Pour comprendre la plomberie du 16e arrondissement, il faut d'abord en comprendre le bâti. Le 16e ne ressemble à aucun autre arrondissement parisien parce que sa séquence d'édification a été plus tardive — Auteuil et Passy n'ont été annexés à Paris qu'en 1860 — et plus diverse, mêlant immeubles de rapport bourgeois, hôtels particuliers individuels et opérations d'avant-garde Art nouveau puis Art déco.

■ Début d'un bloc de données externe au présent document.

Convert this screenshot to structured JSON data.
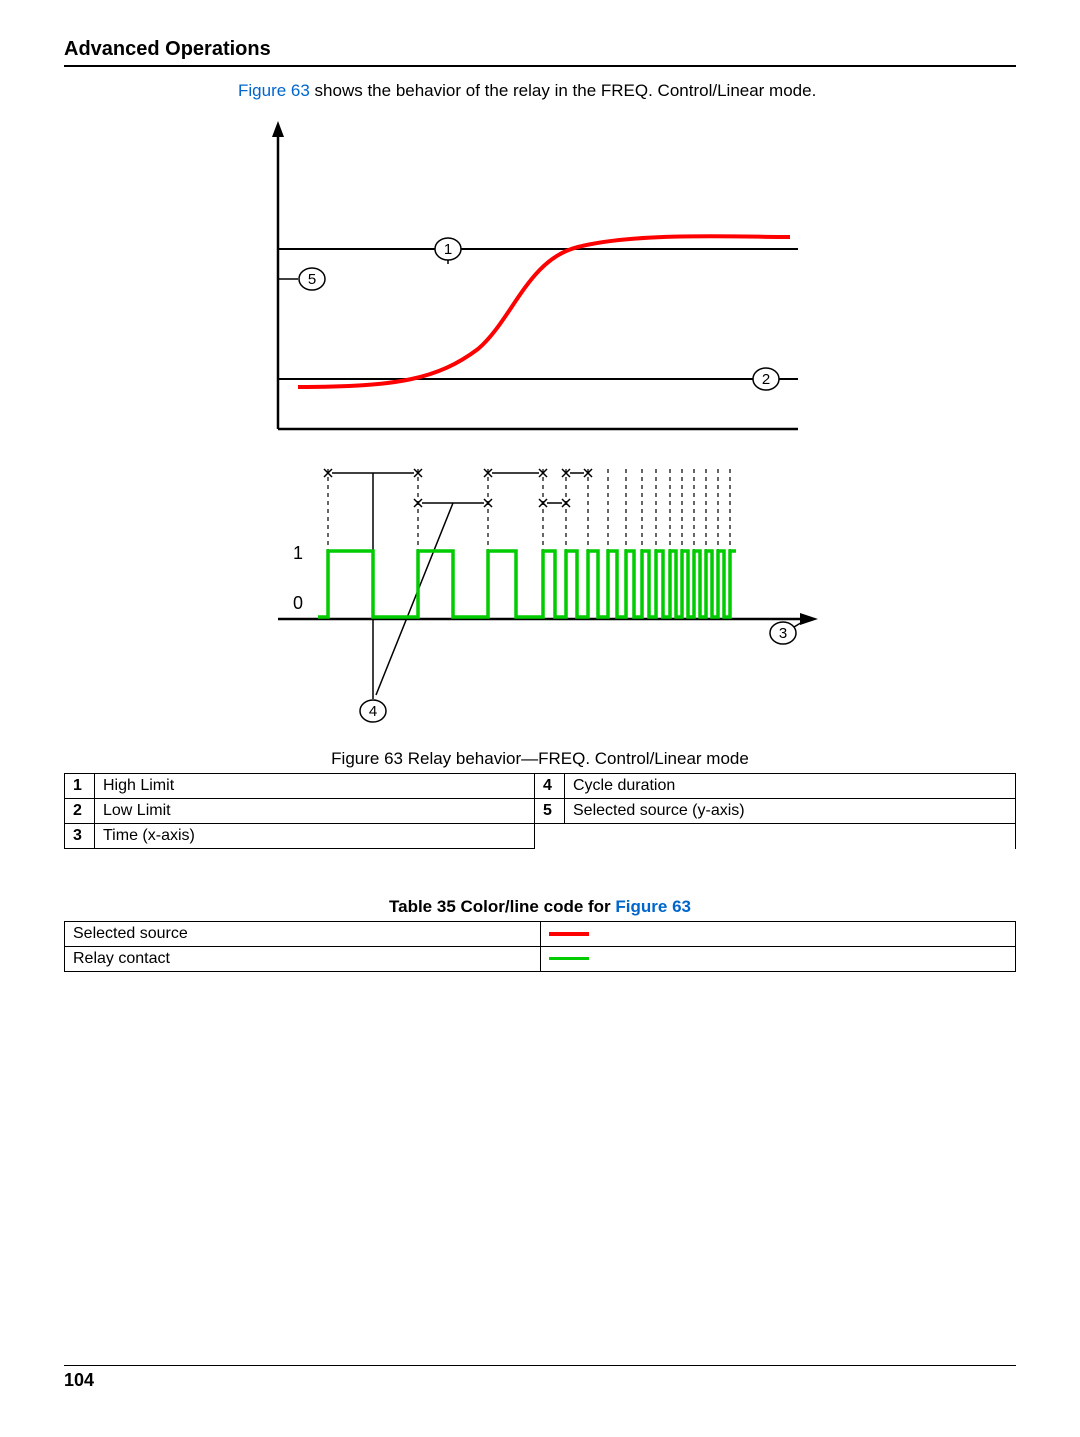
{
  "section_title": "Advanced Operations",
  "intro": {
    "link": "Figure 63",
    "rest": " shows the behavior of the relay in the FREQ. Control/Linear mode."
  },
  "figure": {
    "callouts": {
      "c1": "1",
      "c2": "2",
      "c3": "3",
      "c4": "4",
      "c5": "5"
    },
    "yticks": {
      "one": "1",
      "zero": "0"
    },
    "caption": "Figure 63  Relay behavior—FREQ. Control/Linear mode"
  },
  "legend": {
    "rows": [
      {
        "n": "1",
        "t": "High Limit"
      },
      {
        "n": "2",
        "t": "Low Limit"
      },
      {
        "n": "3",
        "t": "Time (x-axis)"
      },
      {
        "n": "4",
        "t": "Cycle duration"
      },
      {
        "n": "5",
        "t": "Selected source (y-axis)"
      }
    ]
  },
  "table35": {
    "caption_prefix": "Table 35  Color/line code for ",
    "caption_link": "Figure 63",
    "rows": [
      {
        "label": "Selected source",
        "swatch": "red"
      },
      {
        "label": "Relay contact",
        "swatch": "green"
      }
    ]
  },
  "page_number": "104",
  "chart_data": {
    "type": "line",
    "title": "Relay behavior—FREQ. Control/Linear mode",
    "xlabel": "Time",
    "ylabel": "Selected source",
    "annotations": [
      {
        "id": 1,
        "label": "High Limit"
      },
      {
        "id": 2,
        "label": "Low Limit"
      },
      {
        "id": 3,
        "label": "Time (x-axis)"
      },
      {
        "id": 4,
        "label": "Cycle duration"
      },
      {
        "id": 5,
        "label": "Selected source (y-axis)"
      }
    ],
    "series": [
      {
        "name": "Selected source",
        "color": "#ff0000",
        "description": "S-curve rising from below Low Limit to above High Limit over time"
      },
      {
        "name": "Relay contact",
        "color": "#00cc00",
        "description": "Pulse train between 0 and 1 with decreasing cycle duration as source rises"
      }
    ],
    "relay_y_levels": [
      0,
      1
    ]
  }
}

Premier bâti : les immeubles haussmanniens tardifs et post-haussmanniens. Édifiés entre 1880 et 1914, ils dominent les axes principaux : avenue Victor-Hugo, avenue Mozart, rue de la Pompe, avenue Henri-Martin. Ces immeubles suivent les principes haussmanniens classiques — façade en pierre de taille, distribution autour d'une cage d'escalier centrale, courette d'aération, étage noble au deuxième — mais ils intègrent souvent dès la construction des éléments de modernisation : montées d'eau plus généreuses, salles de bains intégrées aux appartements, parfois ascenseurs. Leur plomberie d'origine combinait alimentation en plomb et évacuations en fonte standardisée. Selon l'INSEE, environ 14 % des résidences principales du 16e ont été édifiées avant 1919, et il s'agit essentiellement de ce bâti haussmannien tardif.
Deuxième bâti : l'Art nouveau et l'Art déco, signatures uniques du 16e. C'est dans cet arrondissement qu'Hector Guimard a déployé son langage architectural le plus libre — Castel Béranger (1898, classé MH), Hôtel Mezzara (1911, classé MH), immeuble du 17 rue La Fontaine. Les opérations Art déco des années 1920-1935 sont également nombreuses sur Auteuil et Boulainvilliers (immeubles Süe et Mare, immeubles Le Bourgeois). Ces édifices présentent des installations techniques d'une qualité supérieure à la moyenne parisienne de l'époque : colonnes en cuivre dès l'origine pour certains, distributions intérieures soignées, robinetteries de fabrication de luxe. Mais ils restent fragiles : un percement intempestif peut endommager irrémédiablement un parement en céramique d'origine ou un ferronnerie.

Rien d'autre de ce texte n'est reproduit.